Fabio Venturelli, do grupo São Martinho: trajetória corrigida
28-08-2020

Acomodado em sua cadeira branca, enquanto explicava aos tripulantes da USS Enterprise o plano de navegação para os próximos dez anos, o capitão Kirk interrompe a apresentação para ouvir do doutor Leonard McCoy a confirmação de que o preço do petróleo caíra 33%. A informação, embora verdadeira, nunca esteve no roteiro de nenhum dos capítulos da série Jornada das Estrelas. A encenação realizada na noite de 8 de março deste ano, no Grande Hotel São Pedro, em Águas de São Pedro, fez parte da apresentação voltada a diretores e gerentes da São Martinho sobre o planejamento estratégico para a próxima década.

No papel do comandante da nave icônica, Fábio Venturelli, ao lado de diretores igualmente trajados de personagens da série.
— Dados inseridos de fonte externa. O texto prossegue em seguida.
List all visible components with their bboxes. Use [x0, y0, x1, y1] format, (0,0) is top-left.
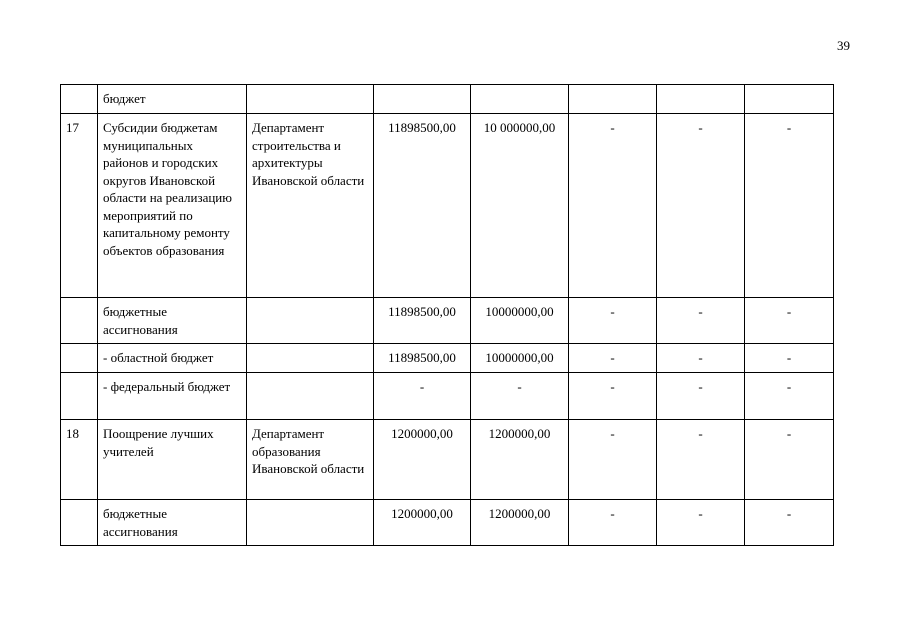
- value-cell-1: 11898500,00: [374, 298, 471, 344]
- value-cell-3: [569, 85, 657, 114]
- value-cell-5: [745, 85, 834, 114]
- value-cell-4: -: [657, 344, 745, 373]
- value-cell-1: [374, 85, 471, 114]
- value-cell-3: -: [569, 114, 657, 298]
- value-cell-5: -: [745, 500, 834, 546]
- row-number-cell: [61, 373, 98, 420]
- item-name-cell: бюджет: [98, 85, 247, 114]
- value-cell-3: -: [569, 373, 657, 420]
- table-row: [61, 114, 834, 298]
- table-row: [61, 298, 834, 344]
- value-cell-1: 11898500,00: [374, 344, 471, 373]
- value-cell-1: 1200000,00: [374, 420, 471, 500]
- value-cell-1: 11898500,00: [374, 114, 471, 298]
- executor-cell: Департамент строительства и архитектуры Ивановской области: [247, 114, 374, 298]
- value-cell-5: -: [745, 420, 834, 500]
- table-row: [61, 373, 834, 420]
- value-cell-2: 10 000000,00: [471, 114, 569, 298]
- executor-cell: Департамент образования Ивановской области: [247, 420, 374, 500]
- value-cell-2: 10000000,00: [471, 298, 569, 344]
- item-name-cell: Поощрение лучших учителей: [98, 420, 247, 500]
- value-cell-5: -: [745, 298, 834, 344]
- item-name-cell: Субсидии бюджетам муниципальных районов и городских округов Ивановской области на реализацию мероприятий по капитальному ремонту объектов образования: [98, 114, 247, 298]
- page-number: 39: [837, 38, 850, 53]
- value-cell-4: -: [657, 114, 745, 298]
- executor-cell: [247, 298, 374, 344]
- table-row: [61, 420, 834, 500]
- executor-cell: [247, 85, 374, 114]
- value-cell-5: -: [745, 373, 834, 420]
- value-cell-3: -: [569, 500, 657, 546]
- row-number-cell: [61, 344, 98, 373]
- value-cell-5: -: [745, 114, 834, 298]
- value-cell-3: -: [569, 298, 657, 344]
- row-number-cell: [61, 500, 98, 546]
- executor-cell: [247, 500, 374, 546]
- value-cell-5: -: [745, 344, 834, 373]
- value-cell-1: 1200000,00: [374, 500, 471, 546]
- value-cell-3: -: [569, 420, 657, 500]
- row-number-cell: 17: [61, 114, 98, 298]
- item-name-cell: - областной бюджет: [98, 344, 247, 373]
- row-number-cell: 18: [61, 420, 98, 500]
- value-cell-4: -: [657, 420, 745, 500]
- budget-table: [60, 84, 834, 546]
- table-row: [61, 85, 834, 114]
- executor-cell: [247, 373, 374, 420]
- value-cell-2: 10000000,00: [471, 344, 569, 373]
- value-cell-2: -: [471, 373, 569, 420]
- item-name-cell: бюджетные ассигнования: [98, 298, 247, 344]
- value-cell-2: 1200000,00: [471, 420, 569, 500]
- table-row: [61, 344, 834, 373]
- value-cell-4: -: [657, 298, 745, 344]
- value-cell-4: -: [657, 373, 745, 420]
- value-cell-1: -: [374, 373, 471, 420]
- row-number-cell: [61, 298, 98, 344]
- value-cell-4: [657, 85, 745, 114]
- item-name-cell: бюджетные ассигнования: [98, 500, 247, 546]
- row-number-cell: [61, 85, 98, 114]
- value-cell-3: -: [569, 344, 657, 373]
- value-cell-2: [471, 85, 569, 114]
- executor-cell: [247, 344, 374, 373]
- value-cell-2: 1200000,00: [471, 500, 569, 546]
- value-cell-4: -: [657, 500, 745, 546]
- item-name-cell: - федеральный бюджет: [98, 373, 247, 420]
- table-row: [61, 500, 834, 546]
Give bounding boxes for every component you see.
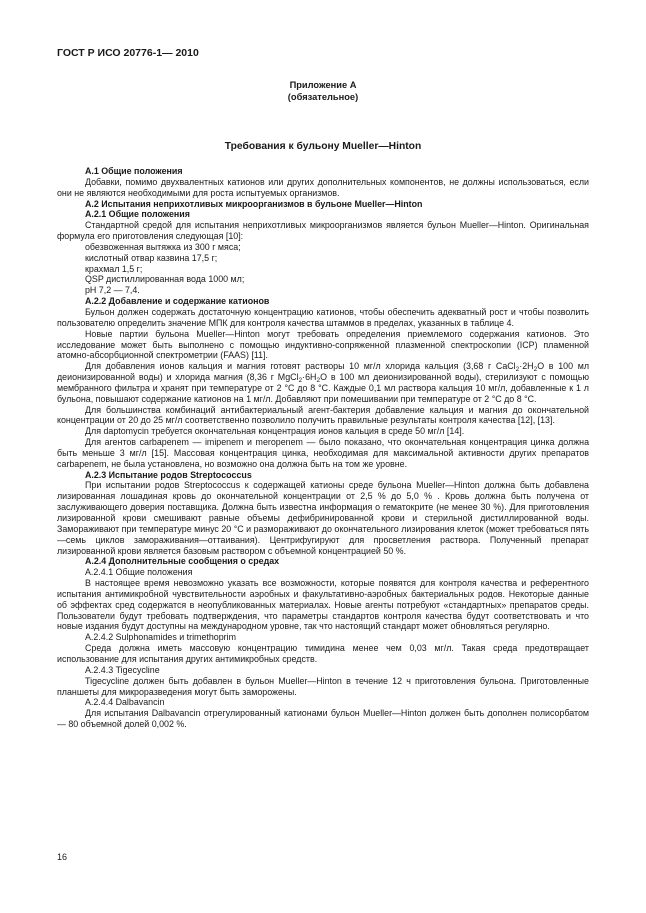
formula-list-item: крахмал 1,5 г;: [85, 263, 143, 274]
annex-label: Приложение А: [289, 80, 357, 90]
formula-list-item: обезвоженная вытяжка из 300 г мяса;: [85, 241, 241, 252]
section-heading: А.1 Общие положения: [85, 166, 183, 176]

Eles haviam acabado de passar por um túnel do tempo, pelo qual fizeram um sobrevoo sobre a década anterior, e agora na nave recebiam as próximas instruções. Mesmo com a notícia sobre a queda do preço do petróleo, o evento e o plano foram mantidos, mas, naquele momento, Venturelli percebeu que alguma coisa estava mudando no mundo. A débâcle do petróleo, que antecedeu em alguns dias a decretação de pandemia pela Organização Mundial da Saúde (OMS), foi o primeiro dos vários duros golpes sofridos pelo setor sucroalcooleiro em 2020.

No dia seguinte à reunião, a diretoria da São Martinho já se debruçava para rever o orçamento da safra 2020/21, que começaria em abril. Mesmo com a hecatombe de proporções interestelares que se avizinhava, os investimentos feitos até ali pela empresa e a aposta em tecnologia, conectividade e eficiência blindaram a nave.

"A gente acreditava que estava indo para o melhor ano da história, dados os índices de produtividade e de eficiência agrícola e na indústria. Se o petróleo tivesse ficado em US$ 60 o barril, estaríamos na melhor safra em resultado. Mas não digo que não será, porque ainda pode ser", afirma Venturelli.

Superar o resultado da safra passada não será fácil diante da queda do consumo de etanol verificada desde março, e ainda mais porque a São Martinho já teve lucro recorde na temporada 2019/20, de R$ 639 milhões, e receita de R$ 3,7 bilhões.

A mudança ante um cenário então promissor para o etanol nesta safra fez o grupo mudar a chave para o açúcar, que agora tem batido recorde de exportação.

Mas a alteração que mais consumiu esforços da direção foi organizacional. Como uma empresa que fornece alimento, combustível e energia, o desafio era manter o funcionamento da atividade, considerada essencial, e garantir segurança a todos. Dos 12,5 mil trabalhadores, 12,1 mil trabalham nas usinas e não podem fazer home office.

"A primeira coisa que me ocorreu foi que eu não podia abandoná-los. Não posso deixar meu posto de trabalho por respeito aos 12,1 mil bravos colaboradores que assumiram a missão de ajudar o país em sua responsabilidade. Em uma guerra, se os funcionários estão nas batalhas, o general tem que estar junto", diz.

Os demais 400 funcionários, que iam ao escritório, foram trabalhar de casa após semanas de adequação. Os diretores imediatos seguiram Venturelli e continuaram trabalhando de forma presencial. Aos que ficaram em campo, medidas de distanciamento e higiene reforçada foram adotadas.

Mas trabalhar sob o manto da pandemia não tem sido algo leve para ninguém. A forma encontrada pela companhia para lidar com o lado emocional, foi buscar um engajamento maior das famílias dos funcionários e, com isso, fortalecer seu reconhecimento, afirma.

Outra medida adotada foi passar a circular boletins com um resumo de notícias para reduzir a fixação das pessoas por informações em tempo real. "Diminuiu a tensão e a desatenção", conta o executivo.

Hoje, Venturelli só sai de casa para trabalhar e jogar tênis. Em cinco meses de pandemia, seu maior aprendizado foi reconhecer que ninguém controla nada. "Na minha posição, há a expectativa de que você está analisando todos os cenários e tem reposta para tudo. Vi que isso é uma ilusão. Nada substitui você estar bem estruturado e equipado para lidar com o desafio do dia". É com esse espírito que Venturelli pretende comandar a nave pelos próximos anos.